You Don’t Have to be Normal

by | Jul 23, 2018

“If you are always trying to be normal, you will never know how amazing you can be.” ~ Maya Angelou

We get pretty excited working with each unique individual, family, and business we encounter – and a lot of that is because you’re unique. We’ve never hoped to provide cookie-cutter, “standard” financial planning. Not only because we don’t think that is possible, but also because the best part of the work we do is uncovering the deep, heartfelt reasons why you are the way you are, and why you want what you want. Then we get to help you devise a plan to get there.

We can all get tripped up by external pressures. Pressures to define success with someone else’s words. Pressures to live the lifestyles our social and professional groups deem as appropriate. Pressures to be… normal.

Those pressures can be pretty tough to work past. We are humans – we like to belong, we like to fit in. We all want to be a part of a healthy community, but sometimes we make unhealthy sacrifices in an attempt to get there.

Belonging is not fitting in. In fact, fitting in is the greatest barrier to belonging. Fitting in, I’ve discovered during the past decade of research, is assessing situations and groups of people, then twisting yourself into a human pretzel in order to get them to let you hang out with them. Belonging is something else entirely – it’s showing up and letting yourself be seen and known as you really are. ~ Brené Brown

There are a lot of different beliefs about what being a successful adult looks like, and a lot of us have a Life Path Map in our heads. It might just look like this:

  • Graduate high school (late teens)
  • Attend post-secondary school to desired level and graduate (twenties)
  • Get high paying job (late twenties/early thirties)
  • Get married (late twenties/early thirties)
  • Buy home (late twenties/early thirties)
  • Have children (late twenties/early thirties)
  • Pay down debt (thirties)
  • Build wealth (forties)
  • Send children to university (forties/fifties)
  • Build wealth (fifties)
  • Retire (sixties)
  • Sail on a boat or build a cabin in the woods (seventies/eighties)
  • Die (eighties/nineties)

Each one of us has details that define each step, and your definition depends on where your social culture, socioeconomic status, and personal experience lands.

Post-secondary school may be trade school or academic. Whether a ticket or a seal or a bachelor’s/master’s/PhD is normal really depends on where you come from, where you’re going, and who you hang out with.

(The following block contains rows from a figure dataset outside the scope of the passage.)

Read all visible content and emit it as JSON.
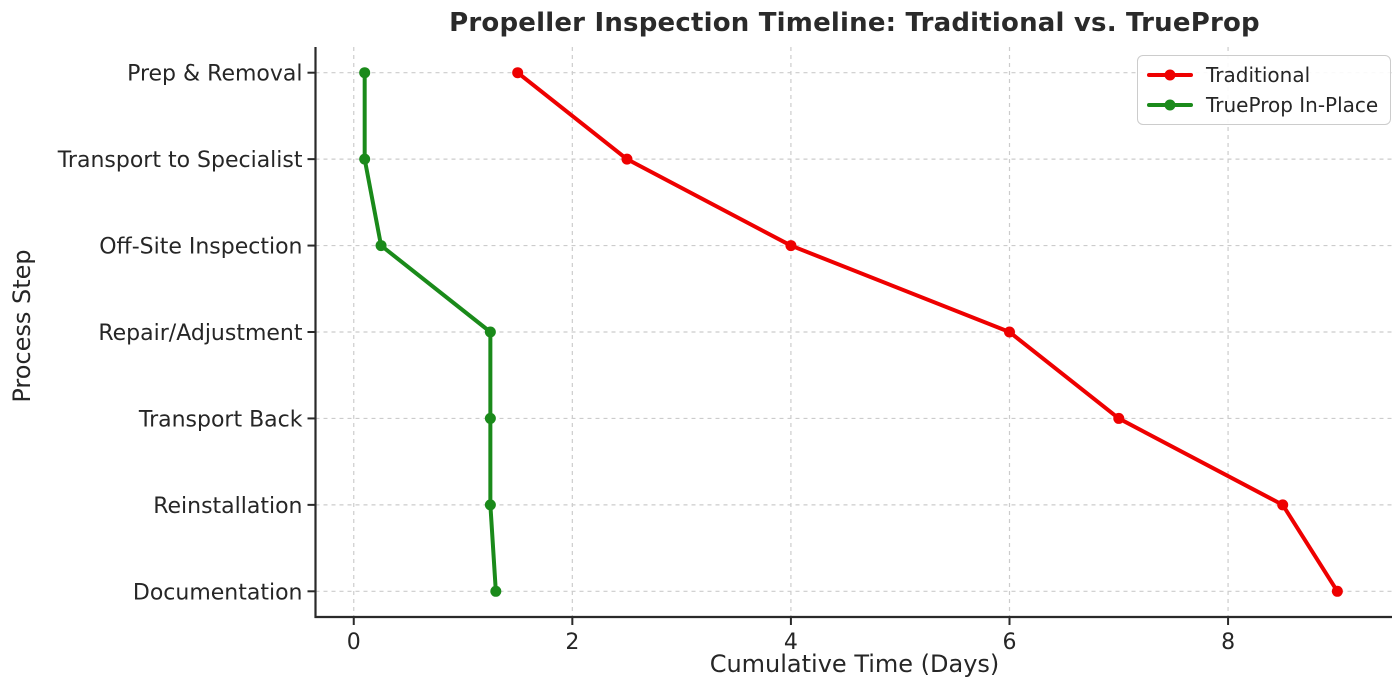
{
  "chart_data": {
    "type": "line",
    "title": "Propeller Inspection Timeline: Traditional vs. TrueProp",
    "xlabel": "Cumulative Time (Days)",
    "ylabel": "Process Step",
    "orientation": "horizontal_categorical",
    "categories": [
      "Prep & Removal",
      "Transport to Specialist",
      "Off-Site Inspection",
      "Repair/Adjustment",
      "Transport Back",
      "Reinstallation",
      "Documentation"
    ],
    "series": [
      {
        "name": "Traditional",
        "color": "#ee0000",
        "values": [
          1.5,
          2.5,
          4.0,
          6.0,
          7.0,
          8.5,
          9.0
        ]
      },
      {
        "name": "TrueProp In-Place",
        "color": "#1a8a1a",
        "values": [
          0.1,
          0.1,
          0.25,
          1.25,
          1.25,
          1.25,
          1.3
        ]
      }
    ],
    "xticks": [
      0,
      2,
      4,
      6,
      8
    ],
    "xlim": [
      -0.35,
      9.5
    ],
    "grid": true,
    "grid_style": "dashed",
    "legend_position": "upper right",
    "colors": {
      "grid": "#cccccc",
      "axis": "#2a2a2a",
      "text": "#262626",
      "background": "#ffffff"
    }
  }
}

What a high paying job actually is looks different for everyone. The right time to get married and have children is different for everyone, but usually pretty defined for each person. The type of home you buy and how you decorate it differs. What kind of debt, what kind of wealth, and what kind of spending you believe is reasonable changes from person to person.

It’s incredibly difficult not to measure our own ideas of success on the values and actions of our peers, or those we wish to be peers with. What looks like the bottom, the middle, and the top, varies considerably, but each of us has a pretty good idea of what that looks like in our own circles.

If those ideas of success really do fit in with what makes you happy, then you’re in a great spot. Problems arise when you make choices based on what you think you “should” do, rather than what you’ve deeply explored and consciously decided to move forward with. If you have managed to do that exploration, and make some strong decisions, there’s another thing that’s hard: actually living differently.

Living differently is hard because you do end up explaining to people why you chose that path. More importantly, you have to explain it to yourself. You will run into the things throughout your daily life that are more generally accepted as normal, and you will have to remind yourself why you chose against them. Even if it would actually be pretty nice to have granite counter tops or a second car or a distant holiday or dinners out several times a week. But you chose that other thing that makes you happier.

What might that other thing look like?

It might look like Krysten and her husband’s decision to move from Metro Vancouver to the Okanagan even though it’s a distance from some of their closest friends and family. But, it cut their mortgage in half – because that became a high priority over living close to a major metropolis.

It may look like a decision to retire on a boat in Mexico rather than own a home in Canada and visit the grandchildren weekly.

It could look like Sandi and Seth’s decision to live in cottage country and have one of them become a full-time parent (the male parent, even).

It could look like a choice to live in a remote community with fewer job options and a reduced lifestyle, or to work relentlessly well into your 80s – because you like it. Or the choice to skip having children, instead choosing to work remotely, and travel around the world.

Or it could be that following the beaten path is exactly what will make you happy.

It doesn’t matter which path you take, as long as you have made the conscious decision to choose it. At Spring, we don’t think you have to adhere to someone else’s standards of what is okay. We don’t think that you have to follow the life path that someone else set out for you. We don’t think you have to be normal.

We do think that you can be incredibly successful at being the person you have consciously chosen to be. The person who has decided that these specific things (whatever they may be) are the things you want in your life. We think you can define success for yourself, and we think we can help you create a plan to get there.